Choosing a Layout Only Because It Looks Good
Do not choose a circular or creative layout just because it looks attractive. If the audience needs to understand reporting lines, a hierarchy chart may be better.
Adding Too Many People on One Slide
If the chart is crowded, split it into multiple slides. A readable chart is better than a complete but confusing chart.
Using Long Job Titles
Long titles make boxes uneven and hard to read. Keep role labels short while preserving meaning.
Ignoring Reporting Lines
If the audience cannot tell who reports to whom, the org chart is not useful. Keep connector lines clean and easy to follow.
Using Too Many Colors
Colors should help the audience understand departments or levels. Too many colors create visual noise.
For more presentation-focused guidance, read this guide on creating a clear and effective org chart presentation.
Tips to Make Any Org Chart Layout Better
A strong org chart should be easy to scan. Viewers should understand the structure without needing a long explanation. If the slide needs too much explanation, the layout is probably wrong.
- Keep the chart focused on one purpose.
- Use short names and role labels.
- Keep spacing equal between boxes.
- Use clean connector lines.
- Avoid tiny text.
- Use department colors only when useful.
- Add photos only when they improve understanding.
- Split large charts into smaller slides.
- Keep the design aligned with your brand.
- Check readability before presenting.
Build Clear Org Chart Slides Faster
Choose from editable org chart templates for PowerPoint, Google Slides, and Canva. Customize names, roles, departments, photos, colors, and reporting lines without starting from scratch.
Frequently Asked Questions
What is the best org chart layout for a small team?
A flat org chart usually works best for small teams. It keeps the structure simple and avoids unnecessary management layers.
Which org chart layout is best for a large company?
A hierarchical or divisional org chart works better for large companies. These layouts can show leadership levels, departments, regions, or business units clearly.
What layout should HR teams use?
HR teams can use a hierarchical chart for reporting lines and a photo org chart for onboarding.

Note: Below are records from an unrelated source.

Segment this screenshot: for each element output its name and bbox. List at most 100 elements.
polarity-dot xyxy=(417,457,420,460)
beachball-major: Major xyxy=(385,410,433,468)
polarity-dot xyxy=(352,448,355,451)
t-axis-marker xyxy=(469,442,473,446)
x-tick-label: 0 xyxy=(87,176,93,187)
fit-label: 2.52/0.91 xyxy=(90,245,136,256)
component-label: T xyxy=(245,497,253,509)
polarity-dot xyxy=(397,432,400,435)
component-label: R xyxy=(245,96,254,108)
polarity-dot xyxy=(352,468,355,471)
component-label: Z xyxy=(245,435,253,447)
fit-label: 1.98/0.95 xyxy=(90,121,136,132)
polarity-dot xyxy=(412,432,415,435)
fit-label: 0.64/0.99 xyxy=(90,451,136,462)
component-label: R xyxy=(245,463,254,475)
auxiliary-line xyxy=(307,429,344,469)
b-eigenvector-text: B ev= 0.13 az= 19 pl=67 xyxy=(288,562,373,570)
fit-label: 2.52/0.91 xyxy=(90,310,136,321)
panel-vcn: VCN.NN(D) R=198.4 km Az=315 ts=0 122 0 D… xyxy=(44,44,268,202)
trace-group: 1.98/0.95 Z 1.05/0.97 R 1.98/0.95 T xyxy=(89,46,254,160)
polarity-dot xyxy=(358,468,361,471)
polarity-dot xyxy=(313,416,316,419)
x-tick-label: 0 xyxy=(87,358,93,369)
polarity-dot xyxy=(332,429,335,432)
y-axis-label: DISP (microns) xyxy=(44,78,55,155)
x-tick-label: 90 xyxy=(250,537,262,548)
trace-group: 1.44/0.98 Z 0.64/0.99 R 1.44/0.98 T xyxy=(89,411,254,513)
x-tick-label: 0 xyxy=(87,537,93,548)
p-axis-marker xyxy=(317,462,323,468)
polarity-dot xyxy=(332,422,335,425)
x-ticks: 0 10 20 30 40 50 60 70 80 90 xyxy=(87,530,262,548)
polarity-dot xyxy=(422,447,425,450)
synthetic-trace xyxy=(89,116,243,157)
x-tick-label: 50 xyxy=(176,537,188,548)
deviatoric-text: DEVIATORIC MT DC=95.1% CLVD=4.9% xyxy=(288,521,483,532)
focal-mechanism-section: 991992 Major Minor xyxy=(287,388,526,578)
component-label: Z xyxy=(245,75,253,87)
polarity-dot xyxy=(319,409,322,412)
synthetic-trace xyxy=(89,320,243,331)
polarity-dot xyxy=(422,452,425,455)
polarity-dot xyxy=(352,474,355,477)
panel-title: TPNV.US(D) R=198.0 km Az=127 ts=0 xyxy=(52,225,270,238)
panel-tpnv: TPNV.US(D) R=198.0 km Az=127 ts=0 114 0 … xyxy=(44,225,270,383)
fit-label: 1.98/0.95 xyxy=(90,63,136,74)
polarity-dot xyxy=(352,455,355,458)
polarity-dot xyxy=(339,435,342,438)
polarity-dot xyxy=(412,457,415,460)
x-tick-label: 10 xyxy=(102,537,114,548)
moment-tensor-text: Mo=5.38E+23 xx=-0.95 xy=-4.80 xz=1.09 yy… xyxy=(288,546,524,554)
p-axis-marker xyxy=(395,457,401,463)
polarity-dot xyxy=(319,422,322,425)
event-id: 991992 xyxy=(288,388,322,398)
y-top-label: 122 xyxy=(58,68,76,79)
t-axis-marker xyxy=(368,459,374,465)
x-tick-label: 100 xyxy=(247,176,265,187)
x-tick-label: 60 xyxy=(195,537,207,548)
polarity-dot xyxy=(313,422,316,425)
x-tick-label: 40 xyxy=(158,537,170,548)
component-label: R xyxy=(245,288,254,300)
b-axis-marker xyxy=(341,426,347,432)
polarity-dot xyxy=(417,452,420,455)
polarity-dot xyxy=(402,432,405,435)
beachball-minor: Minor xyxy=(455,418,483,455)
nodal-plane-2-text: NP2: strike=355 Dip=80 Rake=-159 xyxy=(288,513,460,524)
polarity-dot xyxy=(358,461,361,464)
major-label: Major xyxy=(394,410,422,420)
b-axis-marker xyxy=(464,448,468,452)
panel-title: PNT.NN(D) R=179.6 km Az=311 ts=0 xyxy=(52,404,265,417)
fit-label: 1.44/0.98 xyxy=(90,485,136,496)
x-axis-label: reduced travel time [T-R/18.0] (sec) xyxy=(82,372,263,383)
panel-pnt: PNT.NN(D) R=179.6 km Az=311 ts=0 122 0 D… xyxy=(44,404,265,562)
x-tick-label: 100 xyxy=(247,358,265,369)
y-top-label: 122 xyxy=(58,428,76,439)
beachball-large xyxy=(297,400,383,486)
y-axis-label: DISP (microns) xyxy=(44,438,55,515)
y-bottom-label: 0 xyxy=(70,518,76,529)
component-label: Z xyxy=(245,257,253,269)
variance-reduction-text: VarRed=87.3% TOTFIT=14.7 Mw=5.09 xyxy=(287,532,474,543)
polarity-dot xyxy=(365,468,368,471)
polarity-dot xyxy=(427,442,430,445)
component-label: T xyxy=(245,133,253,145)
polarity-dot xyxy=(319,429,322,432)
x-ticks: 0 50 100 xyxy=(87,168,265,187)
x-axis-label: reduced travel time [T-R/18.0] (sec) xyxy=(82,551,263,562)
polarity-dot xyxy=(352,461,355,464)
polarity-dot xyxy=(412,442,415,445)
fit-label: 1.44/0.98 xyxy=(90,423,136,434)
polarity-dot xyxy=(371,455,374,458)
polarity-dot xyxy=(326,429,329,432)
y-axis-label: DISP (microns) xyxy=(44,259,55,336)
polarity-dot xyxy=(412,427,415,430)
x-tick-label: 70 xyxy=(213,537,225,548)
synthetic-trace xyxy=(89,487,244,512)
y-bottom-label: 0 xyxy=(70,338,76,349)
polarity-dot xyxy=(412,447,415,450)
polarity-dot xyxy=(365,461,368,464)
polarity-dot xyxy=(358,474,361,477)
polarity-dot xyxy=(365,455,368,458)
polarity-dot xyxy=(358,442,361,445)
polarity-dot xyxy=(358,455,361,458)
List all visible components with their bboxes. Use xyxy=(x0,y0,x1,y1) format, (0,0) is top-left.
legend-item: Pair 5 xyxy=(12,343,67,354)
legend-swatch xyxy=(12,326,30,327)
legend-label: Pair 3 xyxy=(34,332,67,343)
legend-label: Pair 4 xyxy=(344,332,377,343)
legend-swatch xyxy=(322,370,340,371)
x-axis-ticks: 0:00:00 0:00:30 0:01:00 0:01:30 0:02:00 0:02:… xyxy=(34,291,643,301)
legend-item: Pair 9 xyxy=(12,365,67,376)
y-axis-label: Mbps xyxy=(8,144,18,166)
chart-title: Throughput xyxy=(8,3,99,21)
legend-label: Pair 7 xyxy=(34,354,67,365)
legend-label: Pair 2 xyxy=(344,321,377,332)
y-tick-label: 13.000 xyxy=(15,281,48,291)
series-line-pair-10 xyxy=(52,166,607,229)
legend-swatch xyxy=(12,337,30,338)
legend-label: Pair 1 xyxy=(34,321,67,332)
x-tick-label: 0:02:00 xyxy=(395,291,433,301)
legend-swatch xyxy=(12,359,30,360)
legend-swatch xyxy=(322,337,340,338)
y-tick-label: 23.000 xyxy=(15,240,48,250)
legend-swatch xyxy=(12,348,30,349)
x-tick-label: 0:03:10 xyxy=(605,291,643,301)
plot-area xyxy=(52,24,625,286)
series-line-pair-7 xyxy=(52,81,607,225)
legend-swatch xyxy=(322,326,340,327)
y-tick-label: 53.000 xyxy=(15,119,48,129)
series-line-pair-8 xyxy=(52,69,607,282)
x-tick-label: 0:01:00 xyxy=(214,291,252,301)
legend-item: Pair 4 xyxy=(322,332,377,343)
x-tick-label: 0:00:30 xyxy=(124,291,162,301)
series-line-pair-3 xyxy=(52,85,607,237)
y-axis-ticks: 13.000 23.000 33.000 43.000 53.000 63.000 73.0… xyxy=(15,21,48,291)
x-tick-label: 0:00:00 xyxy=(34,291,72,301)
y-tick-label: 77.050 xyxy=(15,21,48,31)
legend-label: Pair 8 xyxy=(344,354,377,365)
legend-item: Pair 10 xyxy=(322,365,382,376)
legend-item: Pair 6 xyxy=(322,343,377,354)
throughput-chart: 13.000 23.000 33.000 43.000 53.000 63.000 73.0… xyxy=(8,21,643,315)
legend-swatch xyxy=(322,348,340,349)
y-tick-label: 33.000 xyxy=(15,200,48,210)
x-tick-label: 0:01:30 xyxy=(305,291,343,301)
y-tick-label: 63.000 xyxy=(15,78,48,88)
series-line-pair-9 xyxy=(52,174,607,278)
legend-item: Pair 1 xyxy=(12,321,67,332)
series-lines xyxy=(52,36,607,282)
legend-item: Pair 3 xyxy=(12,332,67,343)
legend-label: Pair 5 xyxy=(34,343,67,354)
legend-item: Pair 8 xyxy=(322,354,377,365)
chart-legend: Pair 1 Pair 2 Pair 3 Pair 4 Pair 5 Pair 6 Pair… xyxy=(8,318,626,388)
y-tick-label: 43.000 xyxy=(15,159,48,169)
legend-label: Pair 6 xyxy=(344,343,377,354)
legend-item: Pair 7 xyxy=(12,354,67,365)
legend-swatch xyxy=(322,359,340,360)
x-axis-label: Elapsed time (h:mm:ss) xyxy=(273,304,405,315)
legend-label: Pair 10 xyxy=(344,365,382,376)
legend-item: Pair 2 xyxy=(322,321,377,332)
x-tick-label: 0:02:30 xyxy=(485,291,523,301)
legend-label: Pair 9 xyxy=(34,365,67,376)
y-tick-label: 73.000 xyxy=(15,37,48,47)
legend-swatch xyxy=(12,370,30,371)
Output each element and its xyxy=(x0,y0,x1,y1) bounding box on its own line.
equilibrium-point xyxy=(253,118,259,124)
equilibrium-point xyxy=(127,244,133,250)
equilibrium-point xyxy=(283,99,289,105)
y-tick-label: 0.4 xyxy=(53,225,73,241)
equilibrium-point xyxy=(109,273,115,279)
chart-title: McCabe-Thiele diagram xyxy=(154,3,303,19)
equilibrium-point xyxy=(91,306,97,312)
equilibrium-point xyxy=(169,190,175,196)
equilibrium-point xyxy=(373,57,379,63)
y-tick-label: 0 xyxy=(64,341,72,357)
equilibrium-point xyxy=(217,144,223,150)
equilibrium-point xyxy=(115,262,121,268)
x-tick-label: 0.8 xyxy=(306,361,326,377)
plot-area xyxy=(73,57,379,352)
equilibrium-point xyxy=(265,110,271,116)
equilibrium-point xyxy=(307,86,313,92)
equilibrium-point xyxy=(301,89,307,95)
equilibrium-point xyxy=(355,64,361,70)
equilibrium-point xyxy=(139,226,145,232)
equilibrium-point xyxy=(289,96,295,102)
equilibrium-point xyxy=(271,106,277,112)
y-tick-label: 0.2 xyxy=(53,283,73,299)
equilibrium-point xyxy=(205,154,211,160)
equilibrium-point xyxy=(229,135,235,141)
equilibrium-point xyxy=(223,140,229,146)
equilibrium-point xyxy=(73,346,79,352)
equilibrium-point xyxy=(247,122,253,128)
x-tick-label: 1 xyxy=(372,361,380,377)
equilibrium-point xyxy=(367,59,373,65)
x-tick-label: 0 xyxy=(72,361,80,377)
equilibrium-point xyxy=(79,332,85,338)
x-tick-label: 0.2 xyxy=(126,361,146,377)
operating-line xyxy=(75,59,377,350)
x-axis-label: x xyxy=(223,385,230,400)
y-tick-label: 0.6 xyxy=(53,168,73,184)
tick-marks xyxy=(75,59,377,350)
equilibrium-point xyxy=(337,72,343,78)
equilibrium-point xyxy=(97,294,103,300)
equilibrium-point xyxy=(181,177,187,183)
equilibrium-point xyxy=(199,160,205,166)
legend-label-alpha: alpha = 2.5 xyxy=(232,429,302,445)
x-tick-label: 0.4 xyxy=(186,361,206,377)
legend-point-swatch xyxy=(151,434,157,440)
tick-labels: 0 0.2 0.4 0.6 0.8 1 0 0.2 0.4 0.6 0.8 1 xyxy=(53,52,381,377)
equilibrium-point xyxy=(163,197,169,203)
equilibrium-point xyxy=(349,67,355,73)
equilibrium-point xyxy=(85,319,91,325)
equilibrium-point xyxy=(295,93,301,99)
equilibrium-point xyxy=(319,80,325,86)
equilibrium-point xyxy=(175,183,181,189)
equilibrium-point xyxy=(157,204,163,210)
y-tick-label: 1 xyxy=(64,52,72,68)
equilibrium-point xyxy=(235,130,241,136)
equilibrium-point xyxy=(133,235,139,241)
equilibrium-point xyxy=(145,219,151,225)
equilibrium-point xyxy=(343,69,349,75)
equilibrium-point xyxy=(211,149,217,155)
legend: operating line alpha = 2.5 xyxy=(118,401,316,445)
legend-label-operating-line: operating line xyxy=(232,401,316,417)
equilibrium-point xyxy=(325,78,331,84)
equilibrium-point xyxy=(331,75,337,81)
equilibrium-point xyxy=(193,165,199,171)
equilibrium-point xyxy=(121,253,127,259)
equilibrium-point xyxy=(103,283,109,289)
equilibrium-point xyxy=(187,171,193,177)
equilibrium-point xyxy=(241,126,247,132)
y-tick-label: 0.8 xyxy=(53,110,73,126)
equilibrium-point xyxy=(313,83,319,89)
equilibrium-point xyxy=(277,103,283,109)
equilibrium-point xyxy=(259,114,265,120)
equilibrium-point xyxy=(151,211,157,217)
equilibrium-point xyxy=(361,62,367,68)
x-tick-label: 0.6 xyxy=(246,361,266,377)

Photo charts help new employees recognize managers and team members faster.
What is the best layout for cross-functional teams?
A matrix org chart is best for cross-functional teams because it can show shared reporting lines and project-based relationships.
Should I include employee photos in an org chart?
Use photos when the chart is for onboarding, team introductions, or company profiles. Avoid photos if the chart is too large or if image quality is inconsistent.
Can one company use different org chart layouts?
Yes. A company can use a hierarchy chart for leadership, a photo chart for onboarding, and a project chart for project responsibilities.
Conclusion
The best org chart layout depends on what your audience needs to understand. A hierarchy chart works well for reporting lines. A flat chart suits startups and small teams. A matrix chart explains cross-functional work. A photo chart supports onboarding and introductions. A project team chart helps show ownership and responsibilities.
Do not choose a layout only because it looks good. Choose the one that explains your structure clearly. Keep the slide readable, avoid clutter, and include only the details your audience needs.
When the layout is right, your org chart becomes more than a simple diagram. It becomes a useful presentation slide that helps people understand roles, teams, departments, and reporting flow quickly.